It is hard to talk about wealth inequality in this country without raising someone’s ire. No matter how neutral the language you try to use is, someone is either going to feel attacked or out in the cold. If you are currently benefiting, in even the smallest way, from the system as it exists you are likely going to view the discussion as an accusation at best and an attempt to take something from you at worst. If you are not benefiting from the system then you might be reminded of all the ways you are powerless and rather than feeling enabled by the discussion you will be frustrated by impotence, your own and that of those advocating for you.
Talk about it we must, though, because the disparity between rich and poor is greater than it has been since before the Great Depression. It is easy to look at this as a discussion about what is fair, and in part it is true. I cannot for the life of me understand how asking someone who will still live a life of opulence to pay 5 to 10 percent more in taxes is less fair than asking a mother to choose between buying her child’s asthma medicine or paying the rent.
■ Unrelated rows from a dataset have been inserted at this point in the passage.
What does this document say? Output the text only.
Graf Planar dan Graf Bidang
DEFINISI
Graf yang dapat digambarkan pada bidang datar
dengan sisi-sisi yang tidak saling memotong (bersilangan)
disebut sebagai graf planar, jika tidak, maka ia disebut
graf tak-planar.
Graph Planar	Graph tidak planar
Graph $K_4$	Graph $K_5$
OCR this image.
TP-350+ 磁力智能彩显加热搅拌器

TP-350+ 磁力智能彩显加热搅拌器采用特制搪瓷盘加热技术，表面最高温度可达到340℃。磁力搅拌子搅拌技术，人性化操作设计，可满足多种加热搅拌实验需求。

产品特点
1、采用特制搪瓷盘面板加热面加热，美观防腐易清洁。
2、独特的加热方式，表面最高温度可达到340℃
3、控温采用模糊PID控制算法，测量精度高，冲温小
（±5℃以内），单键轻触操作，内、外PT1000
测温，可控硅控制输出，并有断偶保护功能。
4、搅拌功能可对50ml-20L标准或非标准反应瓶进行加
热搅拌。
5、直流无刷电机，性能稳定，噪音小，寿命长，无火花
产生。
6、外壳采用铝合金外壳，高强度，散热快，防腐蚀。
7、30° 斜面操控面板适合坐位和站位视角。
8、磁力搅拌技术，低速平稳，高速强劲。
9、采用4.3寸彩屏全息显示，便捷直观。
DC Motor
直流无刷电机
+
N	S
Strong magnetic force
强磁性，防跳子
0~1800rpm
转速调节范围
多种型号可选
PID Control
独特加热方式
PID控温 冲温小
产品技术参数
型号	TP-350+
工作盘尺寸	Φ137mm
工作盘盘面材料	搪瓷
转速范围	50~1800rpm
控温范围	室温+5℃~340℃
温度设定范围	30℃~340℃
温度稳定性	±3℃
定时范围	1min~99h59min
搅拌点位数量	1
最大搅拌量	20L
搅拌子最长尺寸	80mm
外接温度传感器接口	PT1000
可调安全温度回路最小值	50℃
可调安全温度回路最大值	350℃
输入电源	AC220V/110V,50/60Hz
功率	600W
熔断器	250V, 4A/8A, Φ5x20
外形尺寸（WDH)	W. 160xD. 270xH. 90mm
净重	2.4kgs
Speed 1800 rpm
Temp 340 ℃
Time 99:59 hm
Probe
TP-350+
Really, though, that is just one aspect, and I am not a big fan of making any public policy around our emotions, even our positive ones.
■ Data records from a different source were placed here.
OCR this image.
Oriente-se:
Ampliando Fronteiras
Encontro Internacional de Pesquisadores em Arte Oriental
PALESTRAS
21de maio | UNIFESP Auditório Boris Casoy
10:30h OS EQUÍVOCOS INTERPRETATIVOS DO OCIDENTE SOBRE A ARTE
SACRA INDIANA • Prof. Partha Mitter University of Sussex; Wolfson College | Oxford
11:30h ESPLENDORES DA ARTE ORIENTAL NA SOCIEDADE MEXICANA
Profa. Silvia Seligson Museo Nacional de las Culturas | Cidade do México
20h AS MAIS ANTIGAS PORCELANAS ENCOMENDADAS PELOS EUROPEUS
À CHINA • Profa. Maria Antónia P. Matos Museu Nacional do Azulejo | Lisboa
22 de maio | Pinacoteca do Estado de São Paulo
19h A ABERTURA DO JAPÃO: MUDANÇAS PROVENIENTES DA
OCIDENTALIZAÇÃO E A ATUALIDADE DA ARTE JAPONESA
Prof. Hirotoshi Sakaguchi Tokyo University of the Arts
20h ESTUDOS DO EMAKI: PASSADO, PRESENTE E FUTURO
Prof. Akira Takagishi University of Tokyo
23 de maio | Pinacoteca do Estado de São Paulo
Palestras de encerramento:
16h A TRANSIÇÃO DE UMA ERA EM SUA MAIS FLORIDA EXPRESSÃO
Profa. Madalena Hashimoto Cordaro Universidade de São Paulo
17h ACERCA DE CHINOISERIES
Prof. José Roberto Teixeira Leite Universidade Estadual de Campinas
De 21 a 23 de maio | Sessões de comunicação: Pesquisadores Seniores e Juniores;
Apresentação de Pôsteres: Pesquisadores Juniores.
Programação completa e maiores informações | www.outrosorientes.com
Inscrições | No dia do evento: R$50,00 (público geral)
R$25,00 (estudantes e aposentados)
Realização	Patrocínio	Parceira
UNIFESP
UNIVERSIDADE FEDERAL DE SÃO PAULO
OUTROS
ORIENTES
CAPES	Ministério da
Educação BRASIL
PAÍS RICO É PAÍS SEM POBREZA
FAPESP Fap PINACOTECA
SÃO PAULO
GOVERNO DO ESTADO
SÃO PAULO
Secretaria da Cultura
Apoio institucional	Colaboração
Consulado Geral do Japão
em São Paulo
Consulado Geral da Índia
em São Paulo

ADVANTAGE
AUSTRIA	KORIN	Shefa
No we should address the issue because every time, without exception, that wealth inequality stays at the levels it is now one or both of two things occurs: revolution or economic disaster. Neither of those is a comforting prospect. Revolutions rarely serve those they claim to, turning into brutal reigns of terror. The lack of desirability of any outcome with the word “disaster” in it should be self-evident.
We are on the verge of something big. The Occupy movement, while amazing, is really just a sign of it. People are angry and ready to act. Those with their hands on the levers of political power in this country have an option. They can listen to the voices of the frustrated masses, or they can continue on the course we have been on. The latter will not end well for anyone.
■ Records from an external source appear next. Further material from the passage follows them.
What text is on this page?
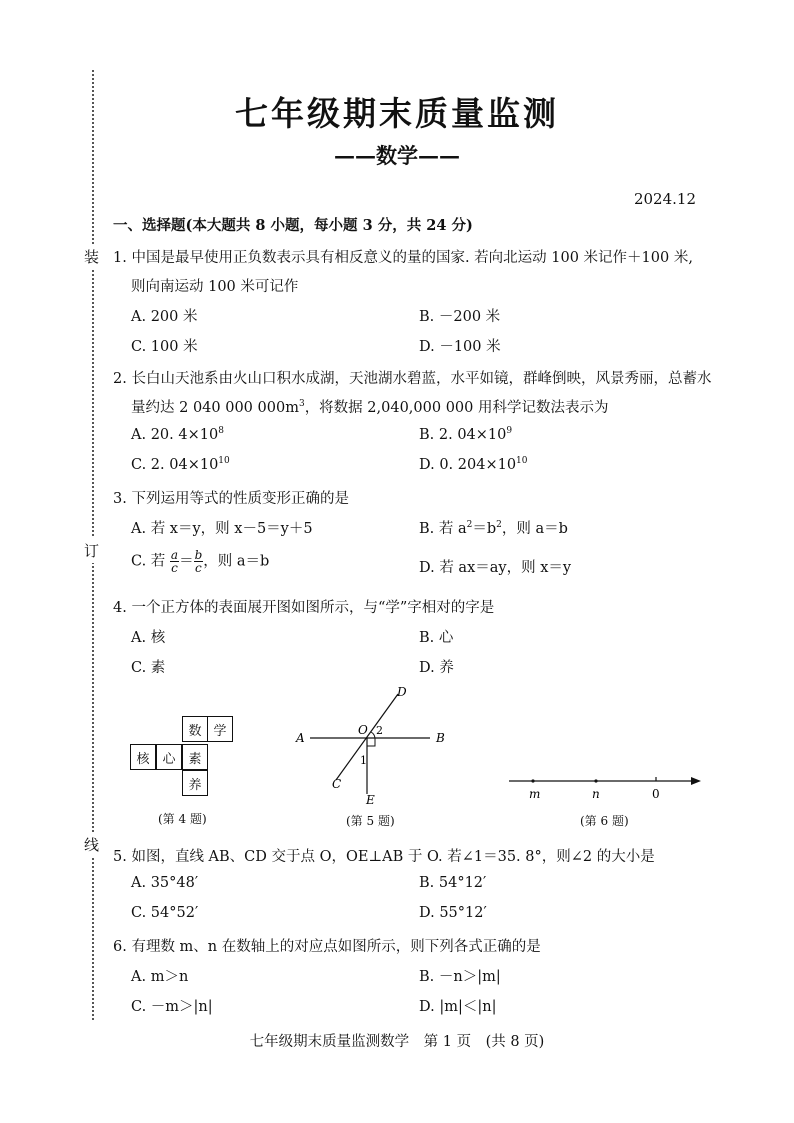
装
订
线
七年级期末质量监测
——数学——
2024.12
一、选择题(本大题共 8 小题，每小题 3 分，共 24 分)
1. 中国是最早使用正负数表示具有相反意义的量的国家. 若向北运动 100 米记作＋100 米,
则向南运动 100 米可记作
A. 200 米	B. －200 米
C. 100 米	D. －100 米
2. 长白山天池系由火山口积水成湖，天池湖水碧蓝，水平如镜，群峰倒映，风景秀丽，总蓄水
量约达 2 040 000 $000m^3$，将数据 2,040,000 000 用科学记数法表示为
A. 20. $4\times 10^8$	B. 2. $04\times 10^9$
C. 2. $04\times 10^{10}$	D. 0. $204\times 10^{10}$
3. 下列运用等式的性质变形正确的是
A. 若 x＝y，则 x－5＝y＋5	B. 若 $a^2=b^2$，则 a＝b
C. 若 $\frac{a}{c} = \frac{b}{c}$ ，则 a＝b	D. 若 ax＝ay，则 x＝y
4. 一个正方体的表面展开图如图所示，与“学”字相对的字是
A. 核	B. 心
C. 素	D. 养
数 学
核 心 素
养
(第 4 题)
A	B
D
C
E
O 2
1
(第 5 题)
m	n	0
(第 6 题)
5. 如图，直线 AB、CD 交于点 O，OE⊥AB 于 O. 若∠1＝35. 8°，则∠2 的大小是
A. 35°48′	B. 54°12′
C. 54°52′	D. 55°12′
6. 有理数 m、n 在数轴上的对应点如图所示，则下列各式正确的是
A. m＞n	B. －n＞|m|
C. －m＞|n|	D. |m|＜|n|
七年级期末质量监测数学　第 1 页　(共 8 页)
The solutions are not simple, but neither are they hopelessly complex. We need a health care system where profit motive is not the driving factor, sending people into crushing debt. Likewise there needs to be super cheap or even free higher education opportunities for those that qualify for the same reason as well as to make sure we have a competent, well-educated work force. We need regulation of the financial industry, doing away with legalized theft and the reckless gambling with other people’s money. Finally, most importantly but hardest of all, we have to get out of this mindset that all government is bad and that money is an end rather than a means.
People have asked me what Occupy is all about. I don’t want to presume to speak for the movement, but I think the above statements, all of them, are a pretty good primer. At the very least they are things we have to seriously think about if we want to avoid some really bad consequences in our relatively near future.